Slowvehicle,
- I still don't understand. Can you point me to a link that backs up your claim?
- In my attempt at a complement, I merely try to specify what everything else includes (so as to give us a step towards addressing the immortality issue). If my specification is missing something, what is it?
Good morning, again, Mr. Savage!
No, I will not "point to a link" about constructing complements, or negation, anymore than I would "point to a link" supporting the idea that, in general, in English, the "rule" is "I before E, except after C (or when sounding as A, as in 'neighbour', or 'weigh' {or in words of incomplete adoption, such as 'theist'})", because any elementary text in basic logic, or any basic logic site you search for yourself, would give you the same information, but would also open R'lyeh's door.
I would prefer for you to consider; to think, if you will.

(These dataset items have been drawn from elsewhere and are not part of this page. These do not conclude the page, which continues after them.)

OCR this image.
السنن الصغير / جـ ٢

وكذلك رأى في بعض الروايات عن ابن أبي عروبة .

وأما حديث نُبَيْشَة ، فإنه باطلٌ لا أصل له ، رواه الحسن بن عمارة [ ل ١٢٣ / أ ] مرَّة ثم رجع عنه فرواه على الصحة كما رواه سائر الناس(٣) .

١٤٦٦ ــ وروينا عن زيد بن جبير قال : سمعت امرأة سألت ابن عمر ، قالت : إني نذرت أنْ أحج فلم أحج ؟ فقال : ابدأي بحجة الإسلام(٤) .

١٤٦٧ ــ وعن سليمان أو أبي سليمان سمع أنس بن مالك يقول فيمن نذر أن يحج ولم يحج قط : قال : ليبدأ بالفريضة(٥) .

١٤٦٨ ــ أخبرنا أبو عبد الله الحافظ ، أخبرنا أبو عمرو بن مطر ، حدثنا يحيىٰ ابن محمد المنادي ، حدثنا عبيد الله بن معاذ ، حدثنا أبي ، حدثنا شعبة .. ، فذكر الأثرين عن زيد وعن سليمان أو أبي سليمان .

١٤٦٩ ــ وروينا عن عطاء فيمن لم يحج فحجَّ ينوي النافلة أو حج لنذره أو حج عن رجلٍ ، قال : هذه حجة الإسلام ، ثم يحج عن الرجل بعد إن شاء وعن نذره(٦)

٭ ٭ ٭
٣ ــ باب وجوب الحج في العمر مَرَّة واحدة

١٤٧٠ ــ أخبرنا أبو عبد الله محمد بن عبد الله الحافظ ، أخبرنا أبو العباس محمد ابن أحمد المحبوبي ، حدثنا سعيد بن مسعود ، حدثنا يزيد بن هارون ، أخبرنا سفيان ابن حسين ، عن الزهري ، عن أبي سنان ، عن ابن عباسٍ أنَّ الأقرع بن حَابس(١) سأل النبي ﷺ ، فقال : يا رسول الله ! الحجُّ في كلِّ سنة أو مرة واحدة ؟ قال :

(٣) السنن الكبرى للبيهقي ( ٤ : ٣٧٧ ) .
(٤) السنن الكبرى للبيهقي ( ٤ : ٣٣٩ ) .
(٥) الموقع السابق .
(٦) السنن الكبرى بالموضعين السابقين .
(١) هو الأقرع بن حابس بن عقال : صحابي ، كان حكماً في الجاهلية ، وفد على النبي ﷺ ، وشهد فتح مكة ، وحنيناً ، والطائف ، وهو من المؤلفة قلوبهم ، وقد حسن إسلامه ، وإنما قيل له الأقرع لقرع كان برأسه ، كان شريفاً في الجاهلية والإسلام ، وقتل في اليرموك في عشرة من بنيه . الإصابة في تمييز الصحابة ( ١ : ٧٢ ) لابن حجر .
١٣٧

I have offered you multiple different examples--some humorous, some not. Others have offered you multiple examples. I honestly do not know if you disagree, and are hoping by persistence to win a rhetorical point, or if you simply choose not to understand.
I shall try again:
(NB: to all readers--I am not going to use any formal notation, as I want the concept to be accessible.)
The union of
A and
~A must encompass all possibilities (not just the ones you can think of, or the ones that seem to force your assumed conclusion), or they are not, in fact, proper complements. Since no imagination is infinite, any list of characteristics will, inevitably, omit a vast array of possibilities. The only way to avoid excluding possibilities (and looking as if you are trying to custom-craft a universe that inevitably results in your assumed conclusion) is to leave either
A or
~A undefined, except as the proper complement of the other. You may define
A however you choose. Having done so, the only accurate, honest, proper definition of
~A is "anything and everything else". If you presume to define
~A, then it is your
A that must be "anything and everything else". If you define both
A and ~A in terms of characteristics, they are not complements; the true complement would be "~(union [
A, [
~A)". The very fact that that results in an awkward and logically impossible construction demonstrates the problem.
This is why I keep suggesting that, instead of attempting to "prove" that your claim
must be logically inevitable, you simply present the evidence that leads you to believe that consciousness is something other than an emergent property of a specific brain, and is immortal.
I encourage you to go back a few posts and read what I wrote about the ham sandwich.